British hall-of-fame promoter Frank Warren penned a column in The Independent in 2015 detailing how the likes of Martin Murray – a recently retired and beloved world title challenger from St Helens, who served a prison sentence for assault and robbery – prove why fighters with criminal convictions deserve a second chance.
“When those involved have shown lessons have been learnt they should be allowed to put it behind them and get on with their jobs,” Warren wrote. “When fighters have been back on the straight and narrow for some time, surely the only ‘form’ that matters is not a criminal record, but that acquired in legitimate combat?”
But when the likes of Browne are being celebrated on national television after a second chance has already sailed, is something not plainly wrong? In his next fight, he may earn upwards of $1m and become a global star. Another bad-boy, a cartoon villain, so in tune with the script that the very real consequences outside the ring are forgotten.

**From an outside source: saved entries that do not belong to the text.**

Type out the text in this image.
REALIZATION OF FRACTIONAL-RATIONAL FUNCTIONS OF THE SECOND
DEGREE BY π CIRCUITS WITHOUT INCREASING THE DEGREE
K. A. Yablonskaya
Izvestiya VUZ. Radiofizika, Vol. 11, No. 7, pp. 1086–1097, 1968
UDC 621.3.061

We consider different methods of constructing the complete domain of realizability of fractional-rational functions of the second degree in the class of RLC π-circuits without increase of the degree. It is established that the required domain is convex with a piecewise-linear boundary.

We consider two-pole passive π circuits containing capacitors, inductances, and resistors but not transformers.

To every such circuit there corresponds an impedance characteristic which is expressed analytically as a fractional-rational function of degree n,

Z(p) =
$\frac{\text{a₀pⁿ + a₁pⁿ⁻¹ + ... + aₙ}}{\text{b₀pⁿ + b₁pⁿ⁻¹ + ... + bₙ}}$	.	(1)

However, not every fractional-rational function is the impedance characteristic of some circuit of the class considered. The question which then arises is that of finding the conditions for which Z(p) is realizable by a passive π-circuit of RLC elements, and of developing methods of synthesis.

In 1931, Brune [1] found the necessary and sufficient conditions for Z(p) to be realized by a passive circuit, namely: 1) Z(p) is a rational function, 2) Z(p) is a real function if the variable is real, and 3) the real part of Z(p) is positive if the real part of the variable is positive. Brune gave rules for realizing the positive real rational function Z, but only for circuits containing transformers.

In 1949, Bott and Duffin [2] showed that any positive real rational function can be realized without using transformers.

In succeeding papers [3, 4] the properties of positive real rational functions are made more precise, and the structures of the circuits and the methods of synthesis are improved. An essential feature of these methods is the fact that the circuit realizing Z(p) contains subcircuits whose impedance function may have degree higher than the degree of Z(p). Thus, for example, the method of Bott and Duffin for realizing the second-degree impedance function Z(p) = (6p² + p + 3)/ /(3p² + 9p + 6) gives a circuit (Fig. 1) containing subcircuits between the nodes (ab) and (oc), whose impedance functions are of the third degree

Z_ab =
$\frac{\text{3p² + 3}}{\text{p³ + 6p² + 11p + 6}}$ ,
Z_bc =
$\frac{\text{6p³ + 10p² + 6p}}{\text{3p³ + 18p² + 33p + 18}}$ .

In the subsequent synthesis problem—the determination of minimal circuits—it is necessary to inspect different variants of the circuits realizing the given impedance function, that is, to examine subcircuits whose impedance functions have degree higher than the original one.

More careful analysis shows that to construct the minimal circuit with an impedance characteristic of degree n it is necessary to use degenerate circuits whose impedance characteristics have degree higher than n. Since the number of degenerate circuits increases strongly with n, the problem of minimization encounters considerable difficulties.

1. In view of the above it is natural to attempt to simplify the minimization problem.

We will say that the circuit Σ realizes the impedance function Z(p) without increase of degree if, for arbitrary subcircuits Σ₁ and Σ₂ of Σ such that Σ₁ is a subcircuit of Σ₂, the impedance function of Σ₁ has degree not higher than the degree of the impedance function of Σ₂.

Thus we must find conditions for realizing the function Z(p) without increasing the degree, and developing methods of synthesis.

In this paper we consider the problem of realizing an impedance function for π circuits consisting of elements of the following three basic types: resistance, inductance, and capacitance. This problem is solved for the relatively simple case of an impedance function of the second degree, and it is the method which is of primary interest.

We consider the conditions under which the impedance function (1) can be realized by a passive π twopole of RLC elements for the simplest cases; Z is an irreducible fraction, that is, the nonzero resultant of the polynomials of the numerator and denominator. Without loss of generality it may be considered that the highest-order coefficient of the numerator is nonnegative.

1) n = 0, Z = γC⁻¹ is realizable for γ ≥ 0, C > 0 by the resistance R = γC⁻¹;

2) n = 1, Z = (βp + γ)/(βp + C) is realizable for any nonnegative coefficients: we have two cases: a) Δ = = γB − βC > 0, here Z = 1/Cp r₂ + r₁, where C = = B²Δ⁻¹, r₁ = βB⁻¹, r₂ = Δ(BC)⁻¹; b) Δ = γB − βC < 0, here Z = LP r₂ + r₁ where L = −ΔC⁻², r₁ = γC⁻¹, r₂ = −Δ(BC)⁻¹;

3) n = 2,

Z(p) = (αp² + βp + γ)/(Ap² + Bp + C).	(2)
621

Once Browne had departed the MGM Grand on Sunday, the arena broke into a frenzy as Manny Pacquiao danced his way towards the ring. The 40-year-old’s opponent, Adrien Broner, has served multiple prison sentences and been convicted on a count of armed robbery and sexual battery.
After losing, he would threaten to beat up a journalist, conjuring viral headlines, soundbites, memes and all manner of the internet’s usual dietary offerings. Then everyone logged off, and Broner, mightily rewarded, remains one of boxing’s biggest draws.
We can never be in full knowledge of extenuating circumstances around individuals, nor have the ability to truly comprehend reason or reckoning from the outside. No one person has the right to rule on whether someone should be able to compete in spite of a criminal past, but what then when it seems impossible to argue how we should not?